-Mi scusi, posso?
-E’ libero, prego.
- Senta, non è che per caso lei fuma?
- No.
- Ah…non è che per caso sa se c’è un posto dove fumare su questo treno? Sò molto nervosa non ce la faccio ad aspettare la prossima fermata…
- Guardi, non credo ci sia possibilità.
- Sa, è che c’ho un provino alle tre. Io non è che la conosco bene la città. Me aggito subbito poi. Tipo co la dizione no? Che devo sta lì a controllare…le doppie..quelle cose là… Secondo lei si sente di dove sono io?
- Di dov’è?
- No, dico indovini lei. Si sente?
- Provincia di Roma?
- Si Albano. Senta lei mi sembra un signore distinto, gentile, non è che se mi sporgo un attimino fuori e non affumico mi fa fare una tiratina?
- Sono allergico al fumo.
- Ah. Vabbè scusi.
- …
- L’ho disturbata vero? Stava leggendo? Io non ce riesco sul treno, me prende una cosa allo stomaco, tipo qua boh. Che libro è?
- Le Vite del Vasari.
- Non l’ho mai sentito. Bello?
- Interessante.
- Io vado pazza per le storie d’amore. Quelle un po’ assurde, che ne so, che fanno cose strane, che stanno in posti diversi.
- Capisco.
- A lei non gli piacciono le storie d’amore?
- Si, certo, dipende.
- Il ragazzo mio m’ha regalato un libro d’un giapponese. Bello proprio, romantico. Poi è fino non è tipo quei mattoni pesanti. Però ancora non l’ho finito.
- Fa bene a leggere.
- Si però la professoressa mia ci fa fare le relazioni. L’anno prossimo c’ho l’esame.
- La maturità?
- Si. Però io ce l’ho già diciott’anni. Perché m’hanno bocciato in secondo che andavo male a scienze. Che ridicoli.
- E poi che farà?
- E poi boh, faccio provini tipo oggi che c’ho il casting per Lulook. Senta io devo andare, aspetti ce l’ho scritto qua…ecco… a via Ezio. Che faccio?
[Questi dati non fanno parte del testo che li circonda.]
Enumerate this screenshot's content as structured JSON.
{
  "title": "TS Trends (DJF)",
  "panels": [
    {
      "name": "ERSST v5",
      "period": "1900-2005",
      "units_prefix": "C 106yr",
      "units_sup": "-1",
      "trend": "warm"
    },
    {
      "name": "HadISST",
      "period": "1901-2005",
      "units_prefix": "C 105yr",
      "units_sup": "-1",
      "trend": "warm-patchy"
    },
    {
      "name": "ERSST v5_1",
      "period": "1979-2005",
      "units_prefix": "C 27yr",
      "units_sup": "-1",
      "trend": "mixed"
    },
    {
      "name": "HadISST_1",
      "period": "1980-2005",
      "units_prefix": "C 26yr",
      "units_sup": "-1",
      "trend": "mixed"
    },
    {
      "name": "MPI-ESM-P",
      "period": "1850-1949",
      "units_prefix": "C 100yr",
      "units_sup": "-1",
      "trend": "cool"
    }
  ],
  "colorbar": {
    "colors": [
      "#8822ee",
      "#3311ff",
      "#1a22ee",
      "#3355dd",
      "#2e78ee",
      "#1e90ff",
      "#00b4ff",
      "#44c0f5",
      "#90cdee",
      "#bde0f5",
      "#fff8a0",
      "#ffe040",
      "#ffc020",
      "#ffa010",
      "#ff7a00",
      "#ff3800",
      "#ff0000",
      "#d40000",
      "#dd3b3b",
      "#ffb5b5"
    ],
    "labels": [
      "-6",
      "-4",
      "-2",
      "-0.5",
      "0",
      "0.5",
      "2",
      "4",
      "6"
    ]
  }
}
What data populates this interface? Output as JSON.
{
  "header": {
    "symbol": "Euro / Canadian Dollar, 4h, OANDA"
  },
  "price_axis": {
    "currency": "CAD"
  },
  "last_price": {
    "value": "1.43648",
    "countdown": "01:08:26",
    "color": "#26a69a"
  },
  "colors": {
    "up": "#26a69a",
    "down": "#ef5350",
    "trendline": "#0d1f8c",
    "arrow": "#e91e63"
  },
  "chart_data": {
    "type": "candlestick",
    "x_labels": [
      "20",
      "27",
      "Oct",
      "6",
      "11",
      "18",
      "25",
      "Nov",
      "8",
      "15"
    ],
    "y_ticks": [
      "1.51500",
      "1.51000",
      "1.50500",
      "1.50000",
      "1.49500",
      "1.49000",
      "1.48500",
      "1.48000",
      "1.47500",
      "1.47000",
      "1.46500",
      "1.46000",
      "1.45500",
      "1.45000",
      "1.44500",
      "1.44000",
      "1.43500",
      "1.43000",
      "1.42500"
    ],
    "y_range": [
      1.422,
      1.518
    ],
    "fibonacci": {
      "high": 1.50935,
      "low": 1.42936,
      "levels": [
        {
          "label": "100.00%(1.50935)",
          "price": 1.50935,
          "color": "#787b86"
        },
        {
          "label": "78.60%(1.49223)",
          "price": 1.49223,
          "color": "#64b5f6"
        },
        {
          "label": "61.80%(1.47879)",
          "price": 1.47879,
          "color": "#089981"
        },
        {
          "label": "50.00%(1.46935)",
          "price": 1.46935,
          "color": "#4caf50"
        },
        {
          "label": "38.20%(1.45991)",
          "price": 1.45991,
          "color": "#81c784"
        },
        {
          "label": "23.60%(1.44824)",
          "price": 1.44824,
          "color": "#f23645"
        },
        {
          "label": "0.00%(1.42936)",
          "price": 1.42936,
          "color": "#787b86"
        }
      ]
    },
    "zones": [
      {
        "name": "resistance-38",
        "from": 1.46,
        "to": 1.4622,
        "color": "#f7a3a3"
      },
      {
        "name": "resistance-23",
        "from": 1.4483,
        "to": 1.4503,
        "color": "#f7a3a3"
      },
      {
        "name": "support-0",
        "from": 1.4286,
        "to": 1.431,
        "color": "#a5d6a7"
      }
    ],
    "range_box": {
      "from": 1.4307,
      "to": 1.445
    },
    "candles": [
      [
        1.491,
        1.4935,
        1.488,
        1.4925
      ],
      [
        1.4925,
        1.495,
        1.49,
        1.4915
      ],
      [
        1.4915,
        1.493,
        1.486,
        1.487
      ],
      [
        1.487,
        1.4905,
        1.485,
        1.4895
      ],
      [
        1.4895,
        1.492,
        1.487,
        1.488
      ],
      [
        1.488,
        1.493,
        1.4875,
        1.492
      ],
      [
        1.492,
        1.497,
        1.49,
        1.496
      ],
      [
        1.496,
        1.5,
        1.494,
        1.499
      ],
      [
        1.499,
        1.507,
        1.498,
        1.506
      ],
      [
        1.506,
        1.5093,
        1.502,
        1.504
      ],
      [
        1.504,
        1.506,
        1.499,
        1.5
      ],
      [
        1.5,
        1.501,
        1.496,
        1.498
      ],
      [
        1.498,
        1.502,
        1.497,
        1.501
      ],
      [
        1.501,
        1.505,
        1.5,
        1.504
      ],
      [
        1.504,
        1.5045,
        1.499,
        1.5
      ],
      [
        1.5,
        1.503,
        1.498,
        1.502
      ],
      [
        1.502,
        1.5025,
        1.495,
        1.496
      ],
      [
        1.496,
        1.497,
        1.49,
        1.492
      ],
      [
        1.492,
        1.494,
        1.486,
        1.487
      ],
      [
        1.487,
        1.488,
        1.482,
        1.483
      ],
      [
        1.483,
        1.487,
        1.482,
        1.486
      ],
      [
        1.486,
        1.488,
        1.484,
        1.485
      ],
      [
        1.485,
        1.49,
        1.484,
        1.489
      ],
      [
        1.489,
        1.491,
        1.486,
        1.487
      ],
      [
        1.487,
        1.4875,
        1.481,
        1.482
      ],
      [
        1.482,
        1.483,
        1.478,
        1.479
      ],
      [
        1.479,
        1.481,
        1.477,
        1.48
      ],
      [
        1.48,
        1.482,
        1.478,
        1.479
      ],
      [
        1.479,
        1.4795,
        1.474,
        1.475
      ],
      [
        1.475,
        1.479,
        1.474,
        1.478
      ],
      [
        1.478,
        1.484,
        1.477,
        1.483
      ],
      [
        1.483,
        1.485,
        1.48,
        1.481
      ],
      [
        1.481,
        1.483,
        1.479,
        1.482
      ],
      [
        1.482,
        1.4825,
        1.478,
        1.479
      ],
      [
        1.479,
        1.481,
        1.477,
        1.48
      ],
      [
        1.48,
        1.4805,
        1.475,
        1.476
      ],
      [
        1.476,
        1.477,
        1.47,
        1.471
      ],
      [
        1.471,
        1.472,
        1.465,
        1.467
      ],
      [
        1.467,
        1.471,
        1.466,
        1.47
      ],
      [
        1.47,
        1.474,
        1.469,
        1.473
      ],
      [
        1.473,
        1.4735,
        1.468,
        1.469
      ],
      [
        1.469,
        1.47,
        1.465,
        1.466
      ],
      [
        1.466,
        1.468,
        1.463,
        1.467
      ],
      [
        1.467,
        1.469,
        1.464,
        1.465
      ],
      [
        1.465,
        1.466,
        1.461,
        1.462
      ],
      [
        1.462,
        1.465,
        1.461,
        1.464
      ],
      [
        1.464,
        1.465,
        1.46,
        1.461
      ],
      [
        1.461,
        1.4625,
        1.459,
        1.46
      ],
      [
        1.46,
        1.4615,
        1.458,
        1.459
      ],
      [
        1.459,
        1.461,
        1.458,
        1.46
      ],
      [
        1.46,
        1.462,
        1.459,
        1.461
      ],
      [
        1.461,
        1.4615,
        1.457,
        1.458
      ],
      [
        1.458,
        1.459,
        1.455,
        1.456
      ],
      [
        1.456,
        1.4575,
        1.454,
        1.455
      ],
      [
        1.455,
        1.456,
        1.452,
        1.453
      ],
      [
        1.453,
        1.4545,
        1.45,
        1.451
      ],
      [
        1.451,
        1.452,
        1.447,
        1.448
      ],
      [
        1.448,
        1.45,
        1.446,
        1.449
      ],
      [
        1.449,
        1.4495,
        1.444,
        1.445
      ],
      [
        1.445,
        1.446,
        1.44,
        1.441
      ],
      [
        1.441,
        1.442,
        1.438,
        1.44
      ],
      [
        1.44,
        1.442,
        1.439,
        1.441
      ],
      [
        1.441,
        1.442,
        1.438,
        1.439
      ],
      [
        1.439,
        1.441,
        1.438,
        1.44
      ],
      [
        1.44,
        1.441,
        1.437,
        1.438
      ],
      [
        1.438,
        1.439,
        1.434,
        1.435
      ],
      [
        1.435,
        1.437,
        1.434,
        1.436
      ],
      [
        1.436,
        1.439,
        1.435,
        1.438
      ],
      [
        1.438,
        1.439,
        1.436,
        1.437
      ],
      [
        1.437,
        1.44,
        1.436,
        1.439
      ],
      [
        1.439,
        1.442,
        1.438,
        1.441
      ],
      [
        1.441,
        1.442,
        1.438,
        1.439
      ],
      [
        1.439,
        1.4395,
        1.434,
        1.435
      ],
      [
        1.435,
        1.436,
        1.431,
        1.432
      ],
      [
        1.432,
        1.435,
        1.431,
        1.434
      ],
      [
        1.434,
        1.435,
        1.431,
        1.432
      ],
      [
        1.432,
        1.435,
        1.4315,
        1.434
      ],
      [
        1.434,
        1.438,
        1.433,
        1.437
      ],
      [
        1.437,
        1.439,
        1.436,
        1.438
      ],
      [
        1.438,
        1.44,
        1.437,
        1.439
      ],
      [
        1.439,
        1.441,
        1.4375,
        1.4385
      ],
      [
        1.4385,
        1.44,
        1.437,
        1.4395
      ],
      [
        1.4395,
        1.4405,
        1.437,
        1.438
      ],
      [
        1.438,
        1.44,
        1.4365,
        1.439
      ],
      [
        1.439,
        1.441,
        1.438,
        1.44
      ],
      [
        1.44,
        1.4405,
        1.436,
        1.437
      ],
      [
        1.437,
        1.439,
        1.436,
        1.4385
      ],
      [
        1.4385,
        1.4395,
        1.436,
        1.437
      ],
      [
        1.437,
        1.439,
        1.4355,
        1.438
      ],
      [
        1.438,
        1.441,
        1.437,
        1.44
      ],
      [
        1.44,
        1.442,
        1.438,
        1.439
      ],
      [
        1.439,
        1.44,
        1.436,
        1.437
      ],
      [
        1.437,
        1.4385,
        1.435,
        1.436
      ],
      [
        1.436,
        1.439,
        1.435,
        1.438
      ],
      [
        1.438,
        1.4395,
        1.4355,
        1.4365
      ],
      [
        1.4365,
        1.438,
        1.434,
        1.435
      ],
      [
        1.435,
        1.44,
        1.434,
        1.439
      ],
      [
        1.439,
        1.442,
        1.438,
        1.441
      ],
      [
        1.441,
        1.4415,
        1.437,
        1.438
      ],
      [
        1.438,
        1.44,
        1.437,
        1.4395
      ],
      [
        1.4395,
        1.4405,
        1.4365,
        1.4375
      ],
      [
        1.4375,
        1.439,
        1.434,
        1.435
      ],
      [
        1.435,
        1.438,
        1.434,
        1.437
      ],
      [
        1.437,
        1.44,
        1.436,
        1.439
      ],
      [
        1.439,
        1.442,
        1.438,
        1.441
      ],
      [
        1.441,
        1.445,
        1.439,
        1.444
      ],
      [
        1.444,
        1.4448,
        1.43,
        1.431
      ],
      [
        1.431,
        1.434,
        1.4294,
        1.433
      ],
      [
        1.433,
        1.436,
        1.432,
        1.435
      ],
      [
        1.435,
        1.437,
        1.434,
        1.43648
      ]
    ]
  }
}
- Ah…scenda a Lepanto con la metro, poi chieda, ma è vicino.
- Ok grazie. Tanto vabbè ci vado con un’amica mia che fa il provino pure lei, mi viene a prendere a Termini e c’andiamo insieme. Ma meglio che chiedo perché è poco pratica pure lei!
- Bene.
- Lei l’ha già fatti vari provini eh. Dice che a quello di oggi ci dovrebbe stare uno proprio stronzo… oddio scusi, m’è scappata.
- Già lo conosce la sua amica?
- Si, pare che è uno di quelli sa, vabbè dicono che l’ambiente è così eh, i compromessi, ste cose qua…però come dì…di questi un po’…puttanieri ecco.
- Ah. E lei ci va lo stesso?
- Vabbè che fai non ci vai? Che se gli aerei cascano non li prendi? Io voglio assolutamente sfondare, mo vediamo com’è la situazione. Poi insomma è Lulook capito, mica sconosciuti.
- Faccia attenzione però.
- Si ma lo so.
- Sicura?
- Beh di questo di Lulook dicono che è un vecchio porco, però è accreditato, sta proprio nel giro capito. Che devi fa… Insomma se c’è da fare la carina la fai. Però sempre nei limiti.
- …
- Senta me fa un favore? Mi tiene questo un attimo? Che mi rimetto la matita...che con una mano lo specchio non lo so regge.
- Mi dia.
- Grazie eh. Sto rimediata qua sul treno, meno male che lei è così gentile. Ma io sono...come se dice... fisionomista, lei si vede proprio che è perbene. Ste matite sbavano sotto dopo due orette...
- Starebbe bene anche senza, forse.
- No troppo sciapa. Lo sguardo lo devi valorizzare capito. Cioè, se hai l'occhio fatto bene rimani impressa.
- Anche questo è vero.
- Calcola che se fai colpo su Girardelli ( si chiama così questo di Lulook) hai svoltato, vabbè che è stronzo ma ti presenta a destra e manca, lavora un po’ con tutti lui.
- Beh allora buona fortuna.
- Grazie! Però non si dice. Meglio in bocca al lupo o in cu...vabbè ha capito! Ma lei che lavoro fa?
- Io? Eheheh…
- Perché ride?
- Faccio il direttore di castings.
- Daaaiii…non ci credo!!Assurdo!!! E per quale agenzia?